Signed-off-by: Thomas Weißschuh linux@weissschuh.net
Hi Thomas,
I just saw these fly by as they made it into mainline and I noticed that there is still something wrong here:
@@ -39,10 +39,8 @@ int sys_poll(struct pollfd *fds, int nfds, int timeout) t.tv_nsec = (timeout % 1000) * 1000000; } return my_syscall5(__NR_ppoll_time64, fds, nfds, (timeout >= 0) ? &t : NULL, NULL, 0); -#elif defined(__NR_poll)
- return my_syscall3(__NR_poll, fds, nfds, timeout);
#else
- return __nolibc_enosys(__func__, fds, nfds, timeout);
- return my_syscall3(__NR_poll, fds, nfds, timeout);
#endif }
The change is fine, as there is always at least one of the time64 or the old syscalls implemented, for any of the affected calls.
However, the problem here is the default to the old time types on 32-bit targets, for two reasons:
- this fails when turning off CONFIG_COMPAT_32BIT_TIME - the old types are often too short, both for the y2038 overflow and for the file system types.
I suspect the problem is that the kernel's uapi/linux/time.h still defines the old types as the default, and nolibc historically just picks it up from there.
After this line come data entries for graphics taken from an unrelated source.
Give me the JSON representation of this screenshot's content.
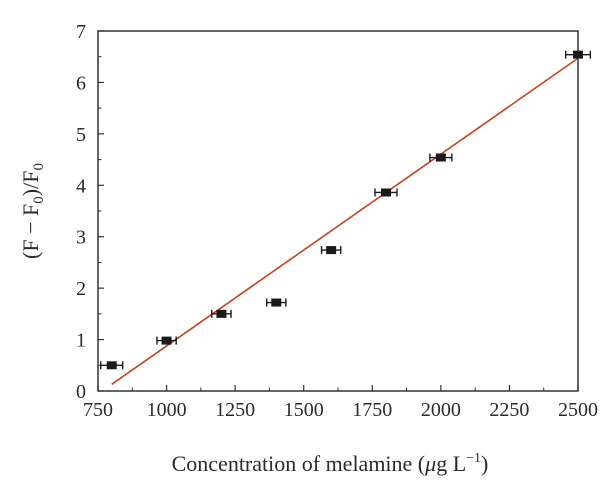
{
  "chart_data": {
    "type": "scatter",
    "xlabel": "Concentration of melamine (μg L⁻¹)",
    "xlabel_parts": {
      "main": "Concentration of melamine (",
      "mu": "μ",
      "unit": "g L",
      "sup": "−1",
      "close": ")"
    },
    "ylabel": "(F − F₀)/F₀",
    "ylabel_parts": {
      "a": "(F − F",
      "sub1": "0",
      "b": ")/F",
      "sub2": "0"
    },
    "xlim": [
      750,
      2500
    ],
    "ylim": [
      0,
      7
    ],
    "x_ticks": [
      "750",
      "1000",
      "1250",
      "1500",
      "1750",
      "2000",
      "2250",
      "2500"
    ],
    "y_ticks": [
      "0",
      "1",
      "2",
      "3",
      "4",
      "5",
      "6",
      "7"
    ],
    "grid": false,
    "points": [
      {
        "x": 800,
        "y": 0.5,
        "err_x": 40
      },
      {
        "x": 1000,
        "y": 0.98,
        "err_x": 35
      },
      {
        "x": 1200,
        "y": 1.5,
        "err_x": 35
      },
      {
        "x": 1400,
        "y": 1.72,
        "err_x": 35
      },
      {
        "x": 1600,
        "y": 2.74,
        "err_x": 35
      },
      {
        "x": 1800,
        "y": 3.86,
        "err_x": 40
      },
      {
        "x": 2000,
        "y": 4.54,
        "err_x": 40
      },
      {
        "x": 2500,
        "y": 6.54,
        "err_x": 45
      }
    ],
    "fit_line": {
      "x_start": 800,
      "y_start": 0.13,
      "x_end": 2500,
      "y_end": 6.47
    },
    "colors": {
      "points": "#1a1a1a",
      "fit": "#c8401a",
      "axes": "#333333"
    }
  }
}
The proper solution I think would be to do the same thing that klibc has and use sane defaults for all the types along with the modern syscalls. At least __kernel_time_t, __kernel_timespec, __kernel_ino_t, __kernel_loff_t and probably a few more. We should also consider drop the legacy type definitions from uapi/linux/time.h and require each libc to define their own.